If Bullocks fails to capitalize this year, Kaesviharn will take his spot. The veteran from Cincinnati led all NFL safeties with six interceptions last season. He also had four sacks, tying a club record for defensive backs.
"It's great," Bullocks said. "It's an opportunity for me to get better. What team doesn't add players to their team in the offseason? He's a great player and comes in with a great attitude. He's going to push me to get better. We're working together trying to get better. When they bring in guys like that, it's all good."
Harper's return to full health is critical. The Saints believe he can be the quarterback in the secondary for the next several years. A heady, tough guy with excellent instincts, Harper is a top run defender, as well.
But he's coming off a season-ending knee injury and is slowly working his way back to peak condition. Typical of many players in their first action after surgery, Harper missed two practices this week because of soreness and swelling in the joint. Harper's health is so important to the potential improvement of the defense that the Saints want to be cautious with his leg and not push too hard.
"It feels good," Harper said. "I get more comfortable on it every day.

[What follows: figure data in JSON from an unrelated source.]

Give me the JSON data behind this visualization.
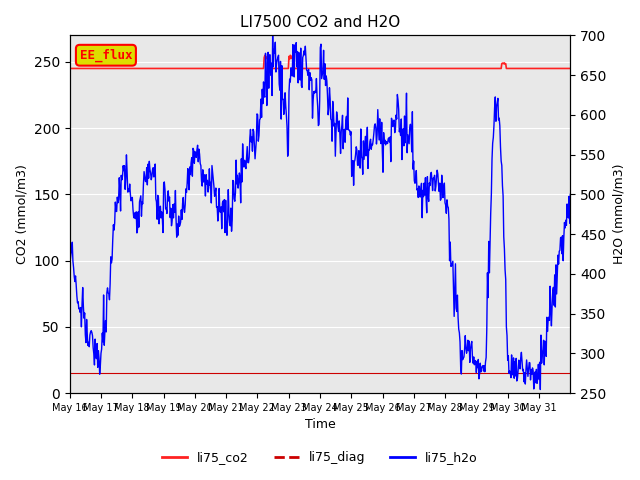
{
  "title": "LI7500 CO2 and H2O",
  "xlabel": "Time",
  "ylabel_left": "CO2 (mmol/m3)",
  "ylabel_right": "H2O (mmol/m3)",
  "ylim_left": [
    0,
    270
  ],
  "ylim_right": [
    250,
    700
  ],
  "annotation": "EE_flux",
  "annotation_text_color": "red",
  "annotation_bg_color": "#DDDD00",
  "background_color": "#E8E8E8",
  "co2_color": "#FF2222",
  "diag_color": "#CC0000",
  "h2o_color": "#0000FF",
  "grid_color": "white",
  "xtick_labels": [
    "May 16",
    "May 17",
    "May 18",
    "May 19",
    "May 20",
    "May 21",
    "May 22",
    "May 23",
    "May 24",
    "May 25",
    "May 26",
    "May 27",
    "May 28",
    "May 29",
    "May 30",
    "May 31"
  ],
  "n_days": 16
}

I'm not as confused as last year at this time. That really gives me more confidence.
"I'm just feeling more comfortable. The more I do on it, the better I feel just confidence-wise. I've just got to get over that mental block of being able to plant and jump and having confidence in yourself -- and that knee."
Jay Bellamy also is in the mix. The 13-year veteran serves as a mentor and sounding board for many of the young players. His role became more important when Steve Gleason was placed on injured reserve last week. Journeyman Curry Burns and undrafted rookie Chris Ries provide depth.
"We've got a great core of guys back there," Bullocks said. "We've got some older guys, some younger guys and some guys that have played in the league for a few years. It's a good mix."